Shareholder Litigation Involving M&A is on the Rise
About 96 percent of all mergers and acquisitions over $500 million in value last year resulted in shareholder lawsuits, about five per deal, according to Cornerstone Research. As bank mergers and acquisitions increase, is it possible that deal-related litigation could also increase? Absolutely, writes John Freechack, a bank attorney and chairman of the Barack Ferrazzano Financial Institutions Group based in Chicago. He responds to questions from Bank Director.
Who is filing these lawsuits?
Nationally, there are law firms that make a business out of M&A-related litigation. They often look for quick settlements, with a significant portion going to legal fees. In any event, you should proceed assuming that a lawsuit will be filed. There are also a lot of angry shareholders out there. Much value has been lost by holders of bank stock, many of whom are longtime investors. But not that many shareholders are willing to actually file a lawsuit. Many understand that the dismal economy may have played a larger role in the losses than management decisions. Some shareholders can be reasoned with and this is one reason that a solid continuing shareholder relations program, including giving shareholders periodic information about performance, is important for all financial institutions.
What are plaintiffs alleging in their complaints?
There generally are two allegations: inadequate deal consideration and that the board’s process was unfair or inadequate.
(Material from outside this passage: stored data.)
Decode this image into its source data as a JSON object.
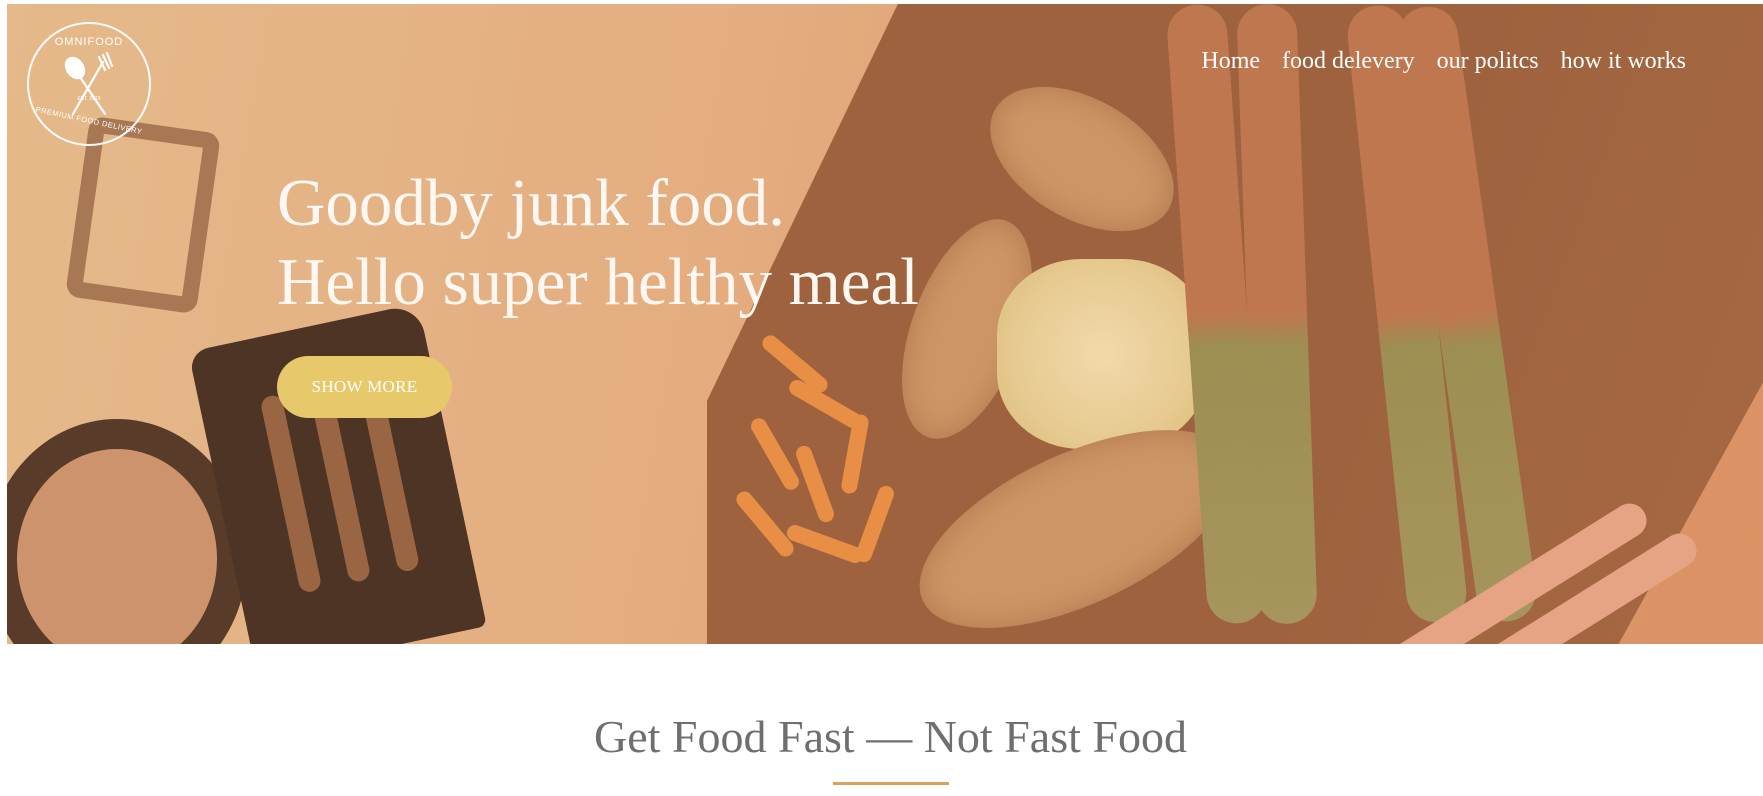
{
  "logo": {
    "brand": "OMNIFOOD",
    "established": "EST. 2019",
    "tagline": "PREMIUM FOOD DELIVERY"
  },
  "nav": {
    "items": [
      {
        "label": "Home"
      },
      {
        "label": "food delevery"
      },
      {
        "label": "our politcs"
      },
      {
        "label": "how it works"
      }
    ]
  },
  "hero": {
    "headline_line1": "Goodby junk food.",
    "headline_line2": "Hello super helthy meal",
    "cta_label": "SHOW MORE"
  },
  "section": {
    "title": "Get Food Fast — Not Fast Food"
  },
  "colors": {
    "accent": "#e7c86a",
    "rule": "#d9a062",
    "title_text": "#6f6f6f",
    "hero_overlay": "#e6a06e"
  }
}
Boards can document their pricing decisions and support them with documentation and assistance from a financial advisor. And remember that your board can control the process, which is extremely important to show that the directors fulfilled their fiduciary duties. The key for both buyers or sellers is preparation, and we emphasize that during our pre-transaction planning with our clients.
Is there other litigation related to deals that should concern banks?
We have been handling much more bank litigation generally the past few years. When you’re talking about litigation, you’re not only concerned with deal litigation. You should also be concerned with possible litigation that could occur based on discoveries or events that happen down the road, both before and after closing. First, due diligence is important. It’s not just obtaining a list of the seller’s outstanding litigation, but to uncover whether there are any practices or occurrences that could lead to future litigation after closing. This is generally accomplished through management interviews, compliance reviews, hard looks at loan files, stress testing, etc. It’s important that your due diligence findings are reported to the board and documented so that you can prove you took reasonable steps to discover any problems. Secondly, an acquirer needs to properly review and check the relevant language in the merger agreement, insurance policies, insurance tail coverage, the extent of indemnification provisions in articles and bylaws, etc. These provisions are critical in understanding the overall risks to the organization and the board moving forward.
You mentioned that internal investigations are on the rise.
That’s correct. There is more to be investigated after the carnage that has occurred in the industry the past few years. Some corners were cut. Some unfortunate decisions were made. It’s important to realize that not every questionable decision merits a formal investigation. But if there is an indication that something illegal or improper may have been done, it is imperative that the board evaluate whether it should conduct a more formal, internal investigation.
What is the most important aspect of internal investigations?
Consider the process, and make sure it is thorough and even-handed. Some investigations can be done quickly and internally. Some are serious enough to merit using outside advisors, attorneys or accountants. Be careful whom you choose. Investigations can spin out of control if not handled properly and can cause greater damages and expenses to the organization than what was originally alleged. Also, remember that the investigation process and results may likely be scrutinized by regulators, as well as by shareholders in litigation.
Any practical advice?
In today’s environment, it is more important than ever to document the process and document your actions. This includes board and committee minutes, emails, correspondence, loan files, etc. Anything in writing can be used to support your case or work against you. Establish a proper process with counsel, as well as to determine what is appropriate in minutes and other communications and do this before you get sued. Another thing to remember is that heightened deal risk and uncertainty dictates better risk management procedures. The board should evaluate the company’s risk appetite and should participate in determining the extent and timing of the board’s oversight of acquisition matters.
John Freechack is the chairman of the Financial Institutions Group at Barack Ferrazzano Kirschbaum & Nagelberg LLP.